Choosing Your Crossing: Disruption as a Deliberate Act

liminal space May 26, 2026

Every spring, stadiums surge with anticipation. Families lean in, phones poised. Names ring out, one after another. Caps fly. Hands clasp. Diplomas land in sweaty palms. Graduation doesn’t just mark a moment—it creates one: the crossing from what was into what’s next.

For the graduates, that trembling threshold—what we call liminal space—suspends identity, strips away old roles, and makes room for someone new to emerge.

What if life offers no ceremonial stage?

Not every transition comes with a formal event or a farewell toast.  Some arrive unannounced—a project canceled, a friendship fading, or a morning when the alarm rings for a role you no longer recognize. Without formal markers, days can merge into each other and growth stalls in the gaps.
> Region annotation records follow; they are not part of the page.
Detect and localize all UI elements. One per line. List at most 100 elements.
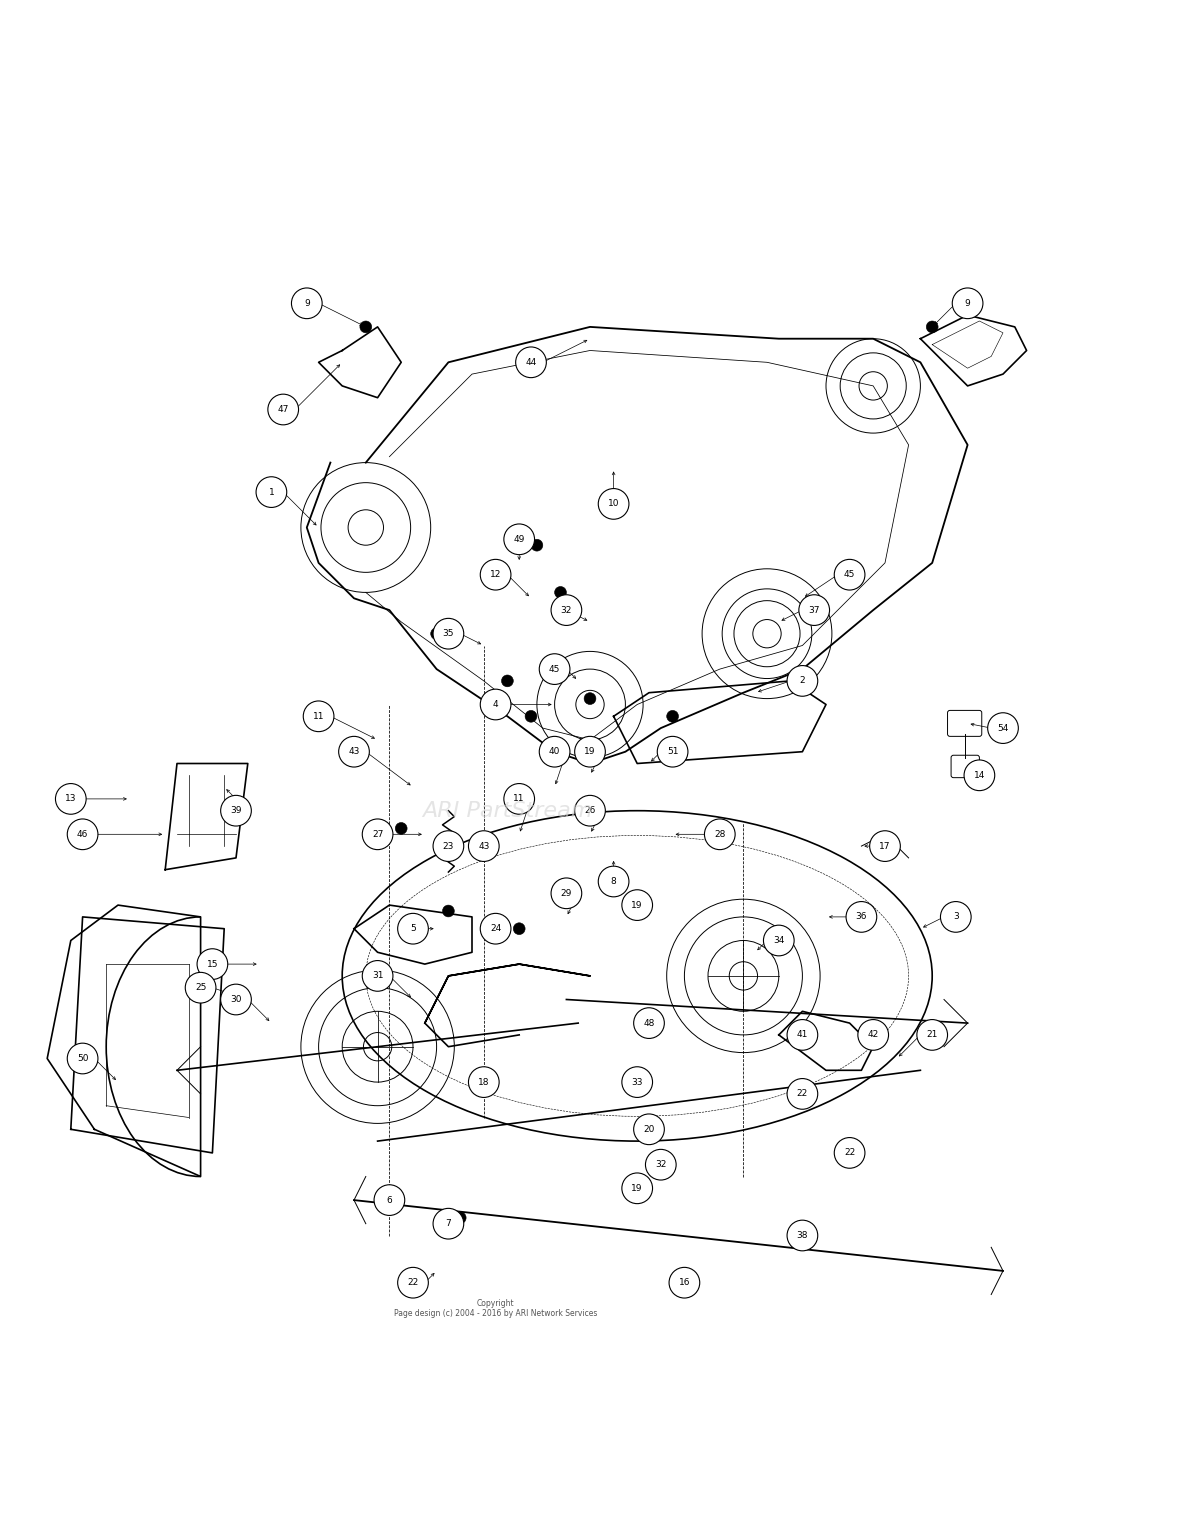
Circle shape xyxy=(395,823,407,834)
Text: 33: 33 xyxy=(631,1078,643,1087)
Circle shape xyxy=(787,1020,818,1051)
Circle shape xyxy=(360,321,372,333)
Circle shape xyxy=(551,878,582,909)
Circle shape xyxy=(917,1020,948,1051)
Text: 40: 40 xyxy=(549,747,560,756)
Circle shape xyxy=(398,1267,428,1298)
Text: 22: 22 xyxy=(844,1148,856,1157)
Circle shape xyxy=(384,1188,395,1200)
Circle shape xyxy=(598,489,629,519)
Text: 3: 3 xyxy=(953,913,958,921)
Circle shape xyxy=(634,1115,664,1145)
Circle shape xyxy=(339,736,369,767)
Circle shape xyxy=(480,689,511,719)
Text: 35: 35 xyxy=(442,629,454,638)
Circle shape xyxy=(502,675,513,687)
Text: 19: 19 xyxy=(584,747,596,756)
Text: ARI PartStream: ARI PartStream xyxy=(422,800,592,820)
Circle shape xyxy=(480,913,511,944)
Text: 1: 1 xyxy=(269,487,274,496)
Circle shape xyxy=(669,1267,700,1298)
Text: Copyright
Page design (c) 2004 - 2016 by ARI Network Services: Copyright Page design (c) 2004 - 2016 by… xyxy=(394,1299,597,1318)
Circle shape xyxy=(622,1067,653,1098)
Circle shape xyxy=(870,831,900,861)
Text: 22: 22 xyxy=(407,1278,419,1287)
Circle shape xyxy=(504,783,535,814)
Text: 16: 16 xyxy=(678,1278,690,1287)
Text: 13: 13 xyxy=(65,794,77,803)
Text: 28: 28 xyxy=(714,829,726,838)
Text: 15: 15 xyxy=(206,959,218,968)
Text: 32: 32 xyxy=(655,1161,667,1170)
Circle shape xyxy=(926,321,938,333)
Text: 6: 6 xyxy=(387,1196,392,1205)
Text: 47: 47 xyxy=(277,405,289,414)
Circle shape xyxy=(433,618,464,649)
Circle shape xyxy=(398,913,428,944)
Circle shape xyxy=(513,922,525,935)
Text: 51: 51 xyxy=(667,747,678,756)
Circle shape xyxy=(442,906,454,916)
Text: 27: 27 xyxy=(372,829,384,838)
Text: 44: 44 xyxy=(525,357,537,366)
Circle shape xyxy=(964,760,995,791)
Circle shape xyxy=(480,559,511,589)
Circle shape xyxy=(787,1220,818,1251)
Circle shape xyxy=(657,736,688,767)
Circle shape xyxy=(539,654,570,684)
Text: 48: 48 xyxy=(643,1019,655,1028)
Text: 43: 43 xyxy=(478,841,490,851)
Circle shape xyxy=(940,901,971,933)
Text: 26: 26 xyxy=(584,806,596,815)
Text: 19: 19 xyxy=(631,1183,643,1193)
Text: 2: 2 xyxy=(800,676,805,686)
Circle shape xyxy=(433,1208,464,1238)
Circle shape xyxy=(834,559,865,589)
Circle shape xyxy=(303,701,334,731)
Circle shape xyxy=(598,866,629,896)
Text: 45: 45 xyxy=(549,664,560,673)
Circle shape xyxy=(362,818,393,849)
Text: 7: 7 xyxy=(446,1219,451,1228)
Text: 38: 38 xyxy=(796,1231,808,1240)
Circle shape xyxy=(185,973,216,1003)
Circle shape xyxy=(787,1078,818,1109)
Circle shape xyxy=(433,831,464,861)
Text: 5: 5 xyxy=(411,924,415,933)
Text: 14: 14 xyxy=(974,771,985,780)
Circle shape xyxy=(575,736,605,767)
Text: 42: 42 xyxy=(867,1031,879,1040)
Text: 54: 54 xyxy=(997,724,1009,733)
Circle shape xyxy=(952,289,983,319)
Circle shape xyxy=(221,985,251,1015)
Circle shape xyxy=(221,796,251,826)
FancyBboxPatch shape xyxy=(951,756,979,777)
Circle shape xyxy=(763,925,794,956)
Text: 32: 32 xyxy=(560,606,572,614)
Circle shape xyxy=(504,524,535,554)
Circle shape xyxy=(667,710,678,722)
Text: 8: 8 xyxy=(611,876,616,886)
Text: 34: 34 xyxy=(773,936,785,945)
Text: 20: 20 xyxy=(643,1125,655,1135)
Text: 30: 30 xyxy=(230,996,242,1003)
Text: 24: 24 xyxy=(490,924,502,933)
Circle shape xyxy=(268,394,299,425)
Circle shape xyxy=(431,628,442,640)
Text: 23: 23 xyxy=(442,841,454,851)
Text: 18: 18 xyxy=(478,1078,490,1087)
Text: 37: 37 xyxy=(808,606,820,614)
Circle shape xyxy=(539,736,570,767)
Circle shape xyxy=(846,901,877,933)
FancyBboxPatch shape xyxy=(948,710,982,736)
Circle shape xyxy=(551,594,582,626)
Text: 11: 11 xyxy=(313,712,324,721)
Text: 10: 10 xyxy=(608,499,620,508)
Circle shape xyxy=(67,818,98,849)
Circle shape xyxy=(787,666,818,696)
Text: 9: 9 xyxy=(304,299,309,308)
Text: 46: 46 xyxy=(77,829,88,838)
Text: 50: 50 xyxy=(77,1054,88,1063)
Text: 11: 11 xyxy=(513,794,525,803)
Circle shape xyxy=(516,347,546,377)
Yet the absence of ceremony doesn’t mean the absence of possibility; it simply means we must learn to recognize and honor our own thresholds, even when the applause is silent.

We can curate our own catalysts.

A catalyst, in this context, is an intentional disruption—something that shakes us out of routine and into discomfort. And discomfort matters. The more immersive the disruption, the more it breaks through our old patterns and makes space for change. This isn’t about setting a goal; it’s about cracking the walls of what feels familiar. A catalyst might be the hobby that scares you, the conversation you keep dodging, or the environment that challenges everything you thought you knew. When we choose to step off the well-worn path—on purpose—we don’t just endure change; we initiate it. We design our own liminal spaces and decide who we’re becoming.

So here’s the question:

Are you inviting disruption—or just waiting for it?

If you’re ready, start with:
- Sign up to compete in a challenge-race.
- Audition for a role in a community theater production.
- Volunteer for a position that demands your time and requires new skills.
- Commit to a long-term learning project–learning a musical instrument or a foreign language.  Take up a martial art.
- Sign up for a stretch-role at work–one that really makes you question how you’ll succeed.  A new exercise routine or challenging race

Whatever you decide, just make sure it feels uncomfortable. Discomfort signals you’ve entered liminal space—and that’s where transformation begins.

Liminal space isn’t easy. Most avoid it. But leaders with clarity and resilience enter the tension, stay, and emerge sharper.

So choose something that scares you just enough—and step forward anyway.

Because no one crosses a threshold by standing still.

Step in. Stay with it. Let it change you.